Monday, September 26, 2011

Visas...Say WHAT?!?

Yep, you heard right. Visas came on Wednesday for five missionaries...and no, sorry to keep you in suspense there, but I was not one of them. But that's ok, I'm so glad to be here actually and I totally know that I'm where I'm supposed to be. My companion, Sister Pedersen, and her brother and an elder in my district all got theirs and they are flying out tomorrow morning! I'm going to miss her, but I'm sure glad that Sister Barlow will still be here with me. It would be really hard without her. Everyone that has been getting their visas are from the east coast or northern california.

As for this week at the MTC, we've had some really amazing experiences! I cannot believe how much I am learning and growing here. The Lord is really preparing me for His work. Portuguese is really hard. I didn't expect it to be so hard because I'm a fairly decent student, but it is definitely a challenge! The MTC has a new teaching method that they've just started, and from a teacher's standpoint, it is the best way to teach, but also the hardest way to learn. For not even being here 2 weeks, I am amazed at how much portuguese we can speak. We've taught 5 lessons in portuguese, and we pray and sing in portuguese, and we only speak in portuguese in class and at lunch. It is amazing how much can be accomplished with a little faith, diligence, and the Spirit of the Lord. Oh man, I feel like there is so much to share, I wish I could give more details! As far as our investigator is going, we taught him 5 lessons and committed him to be baptized! Say what?! It was so amazing! I guess I should fill you in that just before we taught our 3rd lesson with him, we found out that Hugo was actually one of our professors playing the character of Hugo (who is a real person in Brazil). At first we were devastated because we had put everything we had into those lessons. We gave him the BOM with our real testimonies, and we prayed for him, and fasted for him, and developed a relationship with him. Sister Barlow and I may or may not have shed some tears. But you know what? It was the most AMAZING experience that I will always cherish, because it was so REAL. The Spirit and all of the emotions we felt, truly came from our heart.
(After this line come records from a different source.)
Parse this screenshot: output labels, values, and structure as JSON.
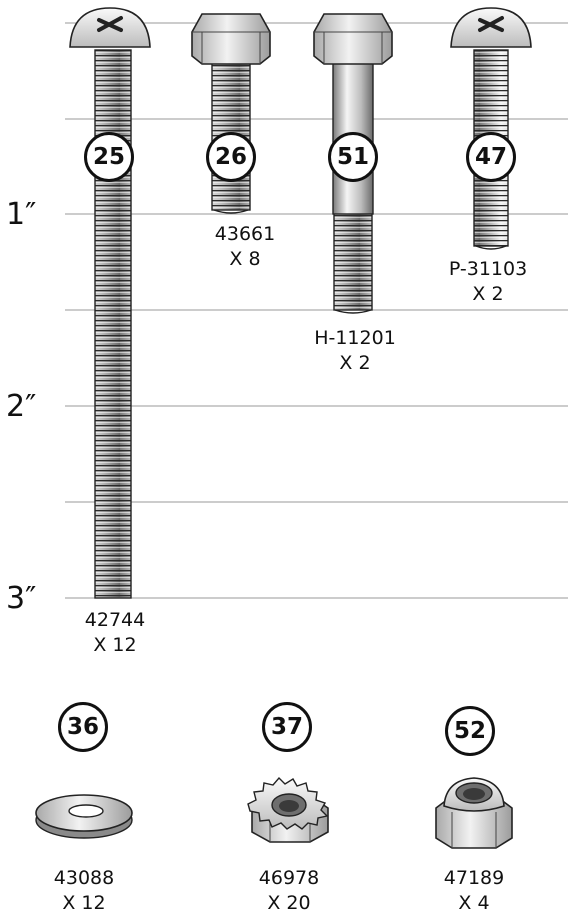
{
  "ruler": {
    "labels": [
      "1″",
      "2″",
      "3″"
    ]
  },
  "colors": {
    "steel_light": "#f4f4f4",
    "steel_mid": "#c8c8c8",
    "steel_dark": "#6e6e6e",
    "outline": "#222222",
    "grid_line": "#9a9a9a"
  },
  "parts": [
    {
      "key": "25",
      "icon": "round-head-screw-long-icon",
      "badge": "25",
      "part_number": "42744",
      "quantity": "X 12"
    },
    {
      "key": "26",
      "icon": "hex-bolt-short-icon",
      "badge": "26",
      "part_number": "43661",
      "quantity": "X 8"
    },
    {
      "key": "51",
      "icon": "hex-bolt-shoulder-icon",
      "badge": "51",
      "part_number": "H-11201",
      "quantity": "X 2"
    },
    {
      "key": "47",
      "icon": "round-head-screw-icon",
      "badge": "47",
      "part_number": "P-31103",
      "quantity": "X 2"
    },
    {
      "key": "36",
      "icon": "flat-washer-icon",
      "badge": "36",
      "part_number": "43088",
      "quantity": "X 12"
    },
    {
      "key": "37",
      "icon": "kep-nut-icon",
      "badge": "37",
      "part_number": "46978",
      "quantity": "X 20"
    },
    {
      "key": "52",
      "icon": "nylon-lock-nut-icon",
      "badge": "52",
      "part_number": "47189",
      "quantity": "X 4"
    }
  ]
}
And as we continued to teach him, he was still Hugo to us and the Spirit still worked through us and testified of the truthfulness of what we were saying and aided us in our Portuguese speaking. I will probably always remember Hugo as my first investigator. I am really glad for the whole experience, and all that it taught me.

Our speaker at the fireside on tuesday night was Elder Russell M. Nelson and his wife! The following is from my journal: "He entered as we were singing "Where can I turn for peace?" and as we stood and Elder Nelson entered the room, I was overcome with the Spirit. So much that I found myself unable to sing comprehensibly as tears strone down my face. I KNEW THAT HE WAS A PROPHET AND APOSTLE OF GOD, without a shadow of a doubt, because I felt the strong Spirit of the Lord that his presence brought. I've never been in such close proximity to a prophet of God. It was amazing. He focused on the Book of Mormom and my testimony has most definitely been fueled tonight. The Spirit has been so strong today and I've has many instances today alone of the perfect thought/inspiration/scripture coming to mind at just the right moment. Huge testimony strengthener."

I never thought I'd say it, but I bought a BRAND NEW Book of Mormon today! Mine are just so marked up, it's hard to focus on what I'm trying to study. So my goal is to read the BOM again by the time I leave the MTC, marking all of the scriptures that apply to the lessons I'll be teaching or people I'll be helping focusing on the colors of the lessons in Preach My Gospel. I figure if I read at least 13 pages a day, I'll finish before I leave. Wish me luck!

Well I love you all and and I know that this gospel is true! I know that Jesus is the Christ and that His Atonement can HEAL us and help us through all of life's adversities. I can't wait for another week to be able to learn and grow and come closer to my Savior. It is my hope and prayer that all of you will strive to do the same. COME UNTO HIM.